By DERRICA BONNER
Southern Rural Black Women’s Initiative and Human Rights Watch
(American Forum) – There are people throughout our community who seem to be out of sight and out of mind. Older people. People with disabilities or without cars. These people still need access to health care, and yet lack of transportation creates insurmountable odds. Imagine an aunty or friend, in her fifties, in a wheelchair, out of her medication that she needs with no one to call – sitting and struggling.
For the past year and a half, as a community-based researcher with the Southern Rural Black Women’s Initiative and Human Rights Watch, I’ve been speaking to women in our community about access to life-saving preventative cervical cancer care.
With cervical cancer, preventative care is key. If caught early, cervical cancer has a 93% survival rate. But more than 4,000 women a year die of cervical cancer. In Georgia, Black women were almost one and half times as likely to die of cervical cancer. These disparities increase at alarming rates as women age, and Black women over the age of 70 are almost three times as likely to die of cervical cancer in comparison to white women in the same age group.
And the further away from big cities you go, the more disparities there are in cervical cancer care. In fact, in rural Georgia, Black women face a cervical cancer incidence rate that is almost 50 percent higher than white women. In all of Georgia, compared to white Georgian women, Black Georgian women are more likely to have never been screened for cervical cancer. This can be deadly. And SRBWI and Human Rights Watch found out that for some women, the simple fact that they can’t get to the doctor can be a barrier to preventative care.
You have people in the community who can get out of their homes, walk, have cars, and can get to the doctor if they need to do that. They can do for themselves. But there are other people just sitting in their house suffering. Especially with COVID-19, especially with Wilcox County. The public transportation only takes you to two designated places. You can pay $2-3 to get on the bus, but it can’t take you to specialists outside the area.
One woman I spoke to made me understand how difficult this is for accessing care. She’s lived in the county for nearly forty years. She has a disability, so doesn’t have a job. Luckily, she has Medicaid to cover her medical expenses, but she has to rely on family to take her to see the doctor, and that can be difficult. There is a transit bus, but it’s hard for her to use.
Five years ago, she received an abnormal pap test. While that doesn’t mean she has cervical cancer, she needed to have follow up treatment. She received it but keeping up preventative care without adequate transportation is hard.
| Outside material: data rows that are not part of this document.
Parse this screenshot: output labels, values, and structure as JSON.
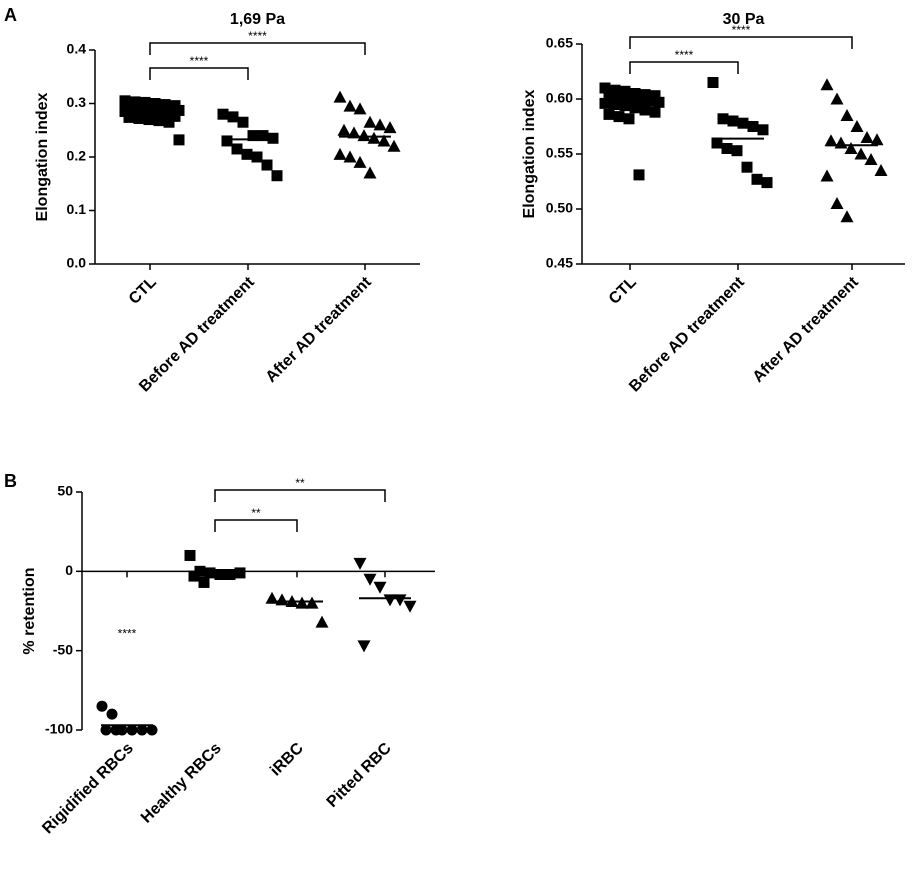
{
  "panel_labels": [
    "A",
    "B"
  ],
  "chart_data": [
    {
      "type": "dot",
      "title": "1,69 Pa",
      "y_label": "Elongation index",
      "categories": [
        "CTL",
        "Before AD treatment",
        "After AD treatment"
      ],
      "markers": [
        "square",
        "square",
        "triangle"
      ],
      "values": [
        [
          0.305,
          0.303,
          0.302,
          0.3,
          0.298,
          0.296,
          0.295,
          0.293,
          0.291,
          0.29,
          0.288,
          0.287,
          0.285,
          0.284,
          0.282,
          0.28,
          0.278,
          0.276,
          0.274,
          0.272,
          0.27,
          0.268,
          0.265,
          0.232
        ],
        [
          0.28,
          0.275,
          0.265,
          0.24,
          0.24,
          0.235,
          0.23,
          0.215,
          0.205,
          0.2,
          0.185,
          0.165
        ],
        [
          0.312,
          0.295,
          0.29,
          0.265,
          0.26,
          0.255,
          0.25,
          0.245,
          0.24,
          0.235,
          0.23,
          0.22,
          0.205,
          0.2,
          0.19,
          0.17
        ]
      ],
      "means": [
        0.285,
        0.233,
        0.238
      ],
      "ylim": [
        0,
        0.4
      ],
      "yticks": [
        {
          "value": 0,
          "label": "0.0"
        },
        0.1,
        0.2,
        0.3,
        0.4
      ],
      "comparisons": [
        {
          "from": 0,
          "to": 1,
          "label": "****"
        },
        {
          "from": 0,
          "to": 2,
          "label": "****"
        }
      ],
      "color": "#000000"
    },
    {
      "type": "dot",
      "title": "30 Pa",
      "y_label": "Elongation index",
      "categories": [
        "CTL",
        "Before AD treatment",
        "After AD treatment"
      ],
      "markers": [
        "square",
        "square",
        "triangle"
      ],
      "values": [
        [
          0.61,
          0.608,
          0.607,
          0.605,
          0.604,
          0.603,
          0.602,
          0.601,
          0.6,
          0.599,
          0.598,
          0.597,
          0.596,
          0.595,
          0.594,
          0.592,
          0.59,
          0.588,
          0.586,
          0.584,
          0.582,
          0.531
        ],
        [
          0.615,
          0.582,
          0.58,
          0.578,
          0.575,
          0.572,
          0.56,
          0.555,
          0.553,
          0.538,
          0.527,
          0.524
        ],
        [
          0.613,
          0.6,
          0.585,
          0.575,
          0.565,
          0.563,
          0.562,
          0.56,
          0.555,
          0.55,
          0.545,
          0.535,
          0.53,
          0.505,
          0.493
        ]
      ],
      "means": [
        0.599,
        0.564,
        0.558
      ],
      "ylim": [
        0.45,
        0.65
      ],
      "yticks": [
        0.45,
        {
          "value": 0.5,
          "label": "0.50"
        },
        0.55,
        {
          "value": 0.6,
          "label": "0.60"
        },
        0.65
      ],
      "comparisons": [
        {
          "from": 0,
          "to": 1,
          "label": "****"
        },
        {
          "from": 0,
          "to": 2,
          "label": "****"
        }
      ],
      "color": "#000000"
    },
    {
      "type": "dot",
      "y_label": "% retention",
      "categories": [
        "Rigidified RBCs",
        "Healthy RBCs",
        "iRBC",
        "Pitted RBC"
      ],
      "markers": [
        "circle",
        "square",
        "triangle",
        "triangle-down"
      ],
      "values": [
        [
          -85,
          -90,
          -100,
          -100,
          -100,
          -100,
          -100,
          -100
        ],
        [
          10,
          0,
          -1,
          -2,
          -2,
          -1,
          -3,
          -7
        ],
        [
          -17,
          -18,
          -19,
          -20,
          -20,
          -32
        ],
        [
          5,
          -5,
          -10,
          -18,
          -18,
          -22,
          -47
        ]
      ],
      "means": [
        -97,
        -1,
        -19,
        -17
      ],
      "ylim": [
        -100,
        50
      ],
      "yticks": [
        -100,
        -50,
        0,
        50
      ],
      "comparisons": [
        {
          "from": 1,
          "to": 2,
          "label": "**"
        },
        {
          "from": 1,
          "to": 3,
          "label": "**"
        }
      ],
      "annotations": [
        {
          "category": 0,
          "label": "****"
        }
      ],
      "color": "#000000"
    }
  ]
}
From personal experience, in Wilcox we have a health department, and I was going through my own gynecological issues. There was a registered nurse, but she wasn’t a physician, she wasn’t specialized. She’s really there for women who are pregnant, she gives info on WIC, the Special Supplemental Nutrition Program for Women, Infants, and Children. We don’t have hematologist, oncologist, cardiologist. When I was sick, I had to leave the county for a second opinion, they diagnosed me with something else. The staff at the local department aren’t really trained in illnesses or certain types of diagnoses. They are just trained for basic care. We always have to go outside of Rochelle, Albany and sometimes Cardiff. In Macon where they listen to what you say, that’s almost an hour and 45 minutes away.
People that I interviewed – they don’t get care in Wilcox. The differences between Wilcox and Atlanta are vast and to be honest, as a young person it is hard to imagine a future here.
There are so many barriers to accessing care, but I’m most struck by how difficult it is to physically get care if you don’t have the means or the family and friends to help you. To get care, it has to be simple. There should be a system in Wilcox and other rural communities, that if they need to go to a doctor’s appointment, they can do that.
The Georgia Legislature needs to set up and do more to address the unavailability of public transportation in places like Wilcox County – as a matter of public health. We also need Congress to help out the state and help fund a study on barriers to transportation impacting the ability of low-income women, particularly women of color, in rural communities and pilot a project to see what will work for places like Wilcox County.
If we’re serious about saving women’s lives, we need to take action now. It’s inexcusable that women are becoming sick and even dying because they lack transportation to get to a doctor’s appointment.
Derrica Bonner is a 2021 nursing graduate of Albany State University and is a community-based researcher for Southern Rural Black Women’s Initiative and Human Right Watch.